Per esempio, le organizzazioni criminali classiche si concentrano sul settore finanza: arriva da qui il 74% di attacchi contro banche e assicurazioni. Gruppi di attivisti spesso finanziati da governi stranieri hanno come obiettivo (62%) le imprese del settore oil & gas mentre sono i dipendenti, a volte anche con tentativi dilettanteschi, a cercare di danneggiare le ditte che producono beni di consumo. Di fronte a un simile scenario, sottolinea ancora Cappelli, «cresce la consapevolezza di che cosa bisogna fare per difendersi».
Anzitutto, più investimenti. Un incremento del budget per la difesa informatica è richiesto dal 71% degli intervistati anche se quasi la metà (46%) è convinta che non aumenterà nel corso di quest’anno. Mancano poi figure professionali specialistiche dedicate a contrastare le minacce alla sicurezza tech.
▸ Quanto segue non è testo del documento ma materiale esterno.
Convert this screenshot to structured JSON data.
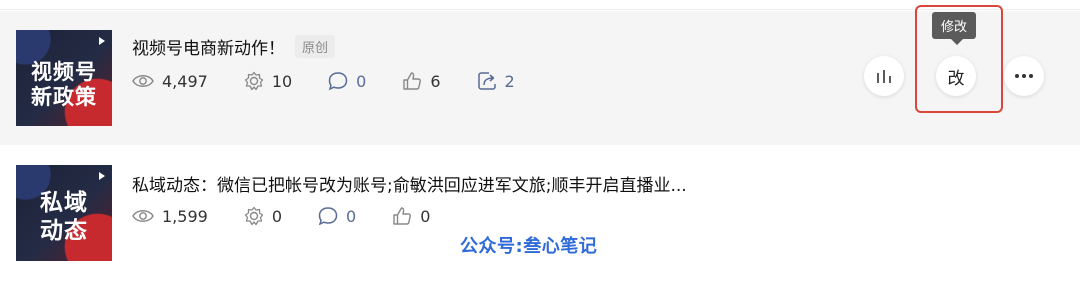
{
  "articles": [
    {
      "thumb_text": "视频号\n新政策",
      "title": "视频号电商新动作！",
      "badge": "原创",
      "views": "4,497",
      "shares": "10",
      "comments": "0",
      "likes": "6",
      "forwards": "2"
    },
    {
      "thumb_text": "私域\n动态",
      "title": "私域动态：微信已把帐号改为账号;俞敏洪回应进军文旅;顺丰开启直播业...",
      "views": "1,599",
      "shares": "0",
      "comments": "0",
      "likes": "0"
    }
  ],
  "actions": {
    "edit_label": "改",
    "tooltip": "修改"
  },
  "watermark": "公众号:叁心笔记",
  "colors": {
    "accent_blue": "#576b95",
    "highlight_red": "#d9463b",
    "watermark_blue": "#2f6bd8"
  }
}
In Italia il 38% del campione (36% a livello mondo) sostiene che l’azienda non ha attivato programmi di threat-intelligence, cioè il controllo capillare di ciò che si muove attorno all’azienda nei forum o nei social frequentati da attivisti come anche nel deep web, quella parte della rete che sfugge ai motori di ricerca. Infine, è ancora più bassa in Italia (33%) la quota di imprese che non dispongono di un cosidetto Soc (security operation center) quella struttura che funziona 24 ore su 24 in attività di monitoraggio sugli accessi ai siti aziendali, il database di clienti o utenti, le interruzioni anomale del servizio.